- Weaker than expected Eurozone PMIs
- ECB policy makers expect a deal on Cyprus
- Cyprus would rather exit euro than commit suicide
- Banks deposited 130.5bn euros overnight at ECB
FTSE Mibtel 30: -0.32%
Ibex 35: -0.81%
Stoxx 600: -0.57%
European equities have opened the session moderately lower, caught in the downdraft of the much weaker than expected economic data out in the Eurozone this morning, in the form of the latest purchasing managers' surveys out from Markit.
The above has trumped the unfolding crisis in Cyprus as the main driver of the market this morning.
The country's ex-Socialist Presidential candidate, Girogos Lillikas, this morning remarked that: "I hope our partners are not asking us to choose between committing suicide and leaving the euro," ekathimerini reports.

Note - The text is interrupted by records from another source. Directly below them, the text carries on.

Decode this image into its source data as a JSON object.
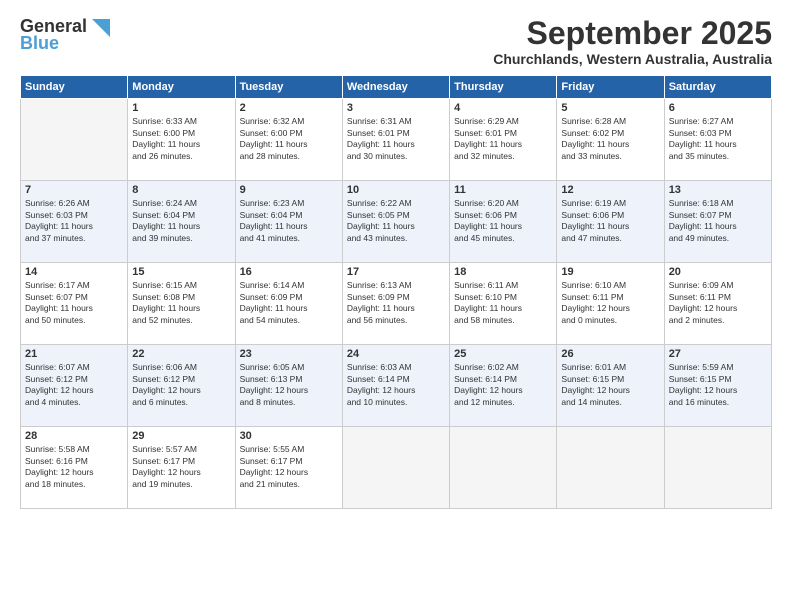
{
  "header": {
    "logo_general": "General",
    "logo_blue": "Blue",
    "month": "September 2025",
    "location": "Churchlands, Western Australia, Australia"
  },
  "weekdays": [
    "Sunday",
    "Monday",
    "Tuesday",
    "Wednesday",
    "Thursday",
    "Friday",
    "Saturday"
  ],
  "weeks": [
    [
      {
        "day": "",
        "info": ""
      },
      {
        "day": "1",
        "info": "Sunrise: 6:33 AM\nSunset: 6:00 PM\nDaylight: 11 hours\nand 26 minutes."
      },
      {
        "day": "2",
        "info": "Sunrise: 6:32 AM\nSunset: 6:00 PM\nDaylight: 11 hours\nand 28 minutes."
      },
      {
        "day": "3",
        "info": "Sunrise: 6:31 AM\nSunset: 6:01 PM\nDaylight: 11 hours\nand 30 minutes."
      },
      {
        "day": "4",
        "info": "Sunrise: 6:29 AM\nSunset: 6:01 PM\nDaylight: 11 hours\nand 32 minutes."
      },
      {
        "day": "5",
        "info": "Sunrise: 6:28 AM\nSunset: 6:02 PM\nDaylight: 11 hours\nand 33 minutes."
      },
      {
        "day": "6",
        "info": "Sunrise: 6:27 AM\nSunset: 6:03 PM\nDaylight: 11 hours\nand 35 minutes."
      }
    ],
    [
      {
        "day": "7",
        "info": "Sunrise: 6:26 AM\nSunset: 6:03 PM\nDaylight: 11 hours\nand 37 minutes."
      },
      {
        "day": "8",
        "info": "Sunrise: 6:24 AM\nSunset: 6:04 PM\nDaylight: 11 hours\nand 39 minutes."
      },
      {
        "day": "9",
        "info": "Sunrise: 6:23 AM\nSunset: 6:04 PM\nDaylight: 11 hours\nand 41 minutes."
      },
      {
        "day": "10",
        "info": "Sunrise: 6:22 AM\nSunset: 6:05 PM\nDaylight: 11 hours\nand 43 minutes."
      },
      {
        "day": "11",
        "info": "Sunrise: 6:20 AM\nSunset: 6:06 PM\nDaylight: 11 hours\nand 45 minutes."
      },
      {
        "day": "12",
        "info": "Sunrise: 6:19 AM\nSunset: 6:06 PM\nDaylight: 11 hours\nand 47 minutes."
      },
      {
        "day": "13",
        "info": "Sunrise: 6:18 AM\nSunset: 6:07 PM\nDaylight: 11 hours\nand 49 minutes."
      }
    ],
    [
      {
        "day": "14",
        "info": "Sunrise: 6:17 AM\nSunset: 6:07 PM\nDaylight: 11 hours\nand 50 minutes."
      },
      {
        "day": "15",
        "info": "Sunrise: 6:15 AM\nSunset: 6:08 PM\nDaylight: 11 hours\nand 52 minutes."
      },
      {
        "day": "16",
        "info": "Sunrise: 6:14 AM\nSunset: 6:09 PM\nDaylight: 11 hours\nand 54 minutes."
      },
      {
        "day": "17",
        "info": "Sunrise: 6:13 AM\nSunset: 6:09 PM\nDaylight: 11 hours\nand 56 minutes."
      },
      {
        "day": "18",
        "info": "Sunrise: 6:11 AM\nSunset: 6:10 PM\nDaylight: 11 hours\nand 58 minutes."
      },
      {
        "day": "19",
        "info": "Sunrise: 6:10 AM\nSunset: 6:11 PM\nDaylight: 12 hours\nand 0 minutes."
      },
      {
        "day": "20",
        "info": "Sunrise: 6:09 AM\nSunset: 6:11 PM\nDaylight: 12 hours\nand 2 minutes."
      }
    ],
    [
      {
        "day": "21",
        "info": "Sunrise: 6:07 AM\nSunset: 6:12 PM\nDaylight: 12 hours\nand 4 minutes."
      },
      {
        "day": "22",
        "info": "Sunrise: 6:06 AM\nSunset: 6:12 PM\nDaylight: 12 hours\nand 6 minutes."
      },
      {
        "day": "23",
        "info": "Sunrise: 6:05 AM\nSunset: 6:13 PM\nDaylight: 12 hours\nand 8 minutes."
      },
      {
        "day": "24",
        "info": "Sunrise: 6:03 AM\nSunset: 6:14 PM\nDaylight: 12 hours\nand 10 minutes."
      },
      {
        "day": "25",
        "info": "Sunrise: 6:02 AM\nSunset: 6:14 PM\nDaylight: 12 hours\nand 12 minutes."
      },
      {
        "day": "26",
        "info": "Sunrise: 6:01 AM\nSunset: 6:15 PM\nDaylight: 12 hours\nand 14 minutes."
      },
      {
        "day": "27",
        "info": "Sunrise: 5:59 AM\nSunset: 6:15 PM\nDaylight: 12 hours\nand 16 minutes."
      }
    ],
    [
      {
        "day": "28",
        "info": "Sunrise: 5:58 AM\nSunset: 6:16 PM\nDaylight: 12 hours\nand 18 minutes."
      },
      {
        "day": "29",
        "info": "Sunrise: 5:57 AM\nSunset: 6:17 PM\nDaylight: 12 hours\nand 19 minutes."
      },
      {
        "day": "30",
        "info": "Sunrise: 5:55 AM\nSunset: 6:17 PM\nDaylight: 12 hours\nand 21 minutes."
      },
      {
        "day": "",
        "info": ""
      },
      {
        "day": "",
        "info": ""
      },
      {
        "day": "",
        "info": ""
      },
      {
        "day": "",
        "info": ""
      }
    ]
  ]
}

Nevertheless, European Central Bank (ECB) officials have been cited today as saying they expect a Cyprus support plan by Monday.
The Mediterranean country's banks are now expected to remain closed until next Tuesday, while the European Central Bank has committed to providing liquidity until Monday. The latter puts the onus on the government in Nicosia to find a viable solution by then.
Also weighing on equity markets, and technology stocks more particularly, is the 7% fall seen overnight in shares
of US software maker Oracle.
Not all is bad news however. Thus, and acting as a backdrop, are the better-than-expected figures on Chinese manufacturing which were released in Beijing overnight.
As well, the Federal Reserve seems to have been given little indication yesterday that it may be contemplating a reduction in the $85bn pace of its monthly asset purchases.
Diverging results from retailers
French luxury group Hermes has reported a 26.4% increase in operating profits for 2012. Operating margins rose to record levels.
Fashion retailer Hennes&Mauritz has posted lower-than-expected first quarter earnings.
From a sector stand-point, and on the company front, the worst performance is now to be seen in the following sectors: Automobiles (-1.72%), Chemicals (-1.40%) and Technology (-1.23%).
Very weak PMI numbers
The Markit manufacturing sector purchasing managers' index for the month of March in the Eurozone has come in at 46.6, versus 47.9 for the month before (Consensus: 48.2).
In parallel, the service sector gauge dropped to 46.5 from 47.9 (Consensus: 48.2).
Particularly worthy of being mentioned are the very weak readings seen in the numbers for the German services sector.
The Dutch unemployment rate worsened to 7.7% in February from 7.5% in the month before (Consensus: 7.6%).
Switzerland's money supply accelerated to an annualised rate 9.8% in February, after 9.4% in the month before.
Other asset classes drift lower
The euro/dollar is drifting lower by 0.27% to the 1.2903 dollar
Front month Brent crude future are now retreating by 0.369 dollars to the 108.13 dollar mark on the ICE.